Rector of the Sanctuary of Fatima highlights the “symbolism” of the Carmelite Route

The rector of the Sanctuary of Fatima, Carlos Cabecinhas, today emphasised the “symbolism” of the Carmelite Route, which starts from the place where Sister Lucia lived, in Coimbra.

“This Carmelite route has been worked on and studied for some time. Obviously, it is particularly symbolic, as it starts from the residence of Sister Lucia – the most important of the Fatima seers – to reach the Sanctuary of Fatima and marks the effort that has been made to mark the pilgrims’ routes to Fatima. In this specific case, it has this special symbolism,” Carlos Cabecinhas told Lusa on the sidelines of the Theological-Pastoral Symposium, which began today and will debate “Fatima Today: which roads?” until Sunday.

For the rector of the Sanctuary of Fatima, there has been an effort “over the last few years” to mark the paths of Fatima.

“I remember the contribution of the National Centre for Culture, which marked out various routes and which is beginning to be consecrated precisely with this establishment of a series of routes, duly structured and signposted, with the conditions for pilgrims to reach the Shrine of Fatima,” he recalled.

The Carmelite Route is based on a route mostly through nature and away from national roads: “It seeks to avoid the major motorways”.

“It is precisely an effort that has been made to create safe conditions for pilgrims on their way to Fatima. Pilgrimage is a living phenomenon and so conditions need to be created in accordance with the routes sought by the pilgrims themselves,” he emphasised.

The Carmelite Route will connect the Carmel of Santa Teresa, the place in Coimbra where Sister Lucia lived, to Fatima, on a 111 kilometre route mostly through nature and away from national roads.

The project, which involved an investment of 200,000 euros, passes through the municipalities of Coimbra, Condeixa-a-Nova, Penela, Ansião, Alvaiázere and Ourém, combining spirituality with an invitation to discover the region’s scenic, natural and cultural heritage.

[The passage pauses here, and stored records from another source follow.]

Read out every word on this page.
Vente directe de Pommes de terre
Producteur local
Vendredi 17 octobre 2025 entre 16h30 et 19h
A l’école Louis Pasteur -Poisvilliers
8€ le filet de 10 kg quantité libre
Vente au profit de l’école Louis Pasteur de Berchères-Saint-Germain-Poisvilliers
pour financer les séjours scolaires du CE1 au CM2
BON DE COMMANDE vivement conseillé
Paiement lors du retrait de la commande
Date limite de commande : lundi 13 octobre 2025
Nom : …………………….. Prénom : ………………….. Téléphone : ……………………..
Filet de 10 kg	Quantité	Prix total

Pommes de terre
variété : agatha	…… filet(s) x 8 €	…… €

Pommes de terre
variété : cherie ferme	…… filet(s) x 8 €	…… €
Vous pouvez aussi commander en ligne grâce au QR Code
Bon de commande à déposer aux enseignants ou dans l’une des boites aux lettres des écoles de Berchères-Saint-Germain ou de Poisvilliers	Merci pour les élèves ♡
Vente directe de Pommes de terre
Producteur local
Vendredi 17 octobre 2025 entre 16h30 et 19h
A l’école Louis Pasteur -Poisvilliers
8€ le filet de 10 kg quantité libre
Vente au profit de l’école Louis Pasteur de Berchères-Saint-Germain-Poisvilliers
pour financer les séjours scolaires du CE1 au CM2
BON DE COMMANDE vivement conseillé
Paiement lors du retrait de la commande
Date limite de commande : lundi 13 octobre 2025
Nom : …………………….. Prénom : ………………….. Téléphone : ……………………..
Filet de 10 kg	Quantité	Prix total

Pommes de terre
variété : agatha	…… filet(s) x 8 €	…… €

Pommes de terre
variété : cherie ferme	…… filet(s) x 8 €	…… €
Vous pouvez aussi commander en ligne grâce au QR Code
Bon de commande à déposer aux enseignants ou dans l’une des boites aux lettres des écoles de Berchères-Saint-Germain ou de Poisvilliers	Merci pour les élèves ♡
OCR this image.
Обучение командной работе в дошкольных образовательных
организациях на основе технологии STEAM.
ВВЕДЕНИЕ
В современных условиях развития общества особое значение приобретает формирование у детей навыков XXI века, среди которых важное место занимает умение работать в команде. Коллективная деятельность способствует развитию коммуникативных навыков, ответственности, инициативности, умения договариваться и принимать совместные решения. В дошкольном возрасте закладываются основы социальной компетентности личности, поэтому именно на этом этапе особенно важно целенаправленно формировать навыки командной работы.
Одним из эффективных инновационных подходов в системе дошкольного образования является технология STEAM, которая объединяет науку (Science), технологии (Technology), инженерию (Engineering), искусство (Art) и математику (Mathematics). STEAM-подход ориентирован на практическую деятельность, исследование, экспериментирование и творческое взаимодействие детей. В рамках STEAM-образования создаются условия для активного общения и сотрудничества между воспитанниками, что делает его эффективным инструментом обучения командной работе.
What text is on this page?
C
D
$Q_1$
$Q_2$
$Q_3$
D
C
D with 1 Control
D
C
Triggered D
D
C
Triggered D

Regarding the symposium, Carlos Cabecinhas hopes that after the three days of discussion, a “mature, profound and multidisciplinary reflection on this living phenomenon of pilgrimage” will emerge.

“We often have the perception that [pilgrimage] is a marginal phenomenon, but it is a profoundly living one and in Fatima we feel it as such. So what I hope will come out of it is a reflection that will help us look at the phenomenon of pilgrimage with different eyes and try to understand it better in order to respond better to the desires of those who visit us,” added the rector.

During the opening session, Cardinal António Marto, Bishop of Leiria-Fatima, said that the “pilgrimage to Fatima has unique particularities that are imprinted on it by the content of the message in its mystical and prophetic dimension, by some characteristic symbolic aspects”.

For example, “the image of the Pilgrim Virgin has already been around the world 16 times and travelled 645,000 kilometres, which is significant”.

“It’s a phenomenon. It’s not a marketing thing, it’s a natural phenomenon, it happens by itself and has become a true icon of what pilgrimage is,” emphasised Marto.

Carlos Cabecinhas told Lusa that “Fátima is undoubtedly a phenomenon and, in the Portuguese context, it has unique characteristics that oblige it to have unique responses to the enormous demand from pilgrims who arrive in the most diverse ways”.

“José Tolentino Mendonça used to say that the dividing line between tourist and pilgrim is very thin and we see it every day in Fatima. It’s not easy to say: this one is a pilgrim and that one is a tourist, because often the pilgrim assumes the attitude of a tourist and the tourist assumes the attitude of a pilgrim by taking part in the celebrations of the Sanctuary itself.”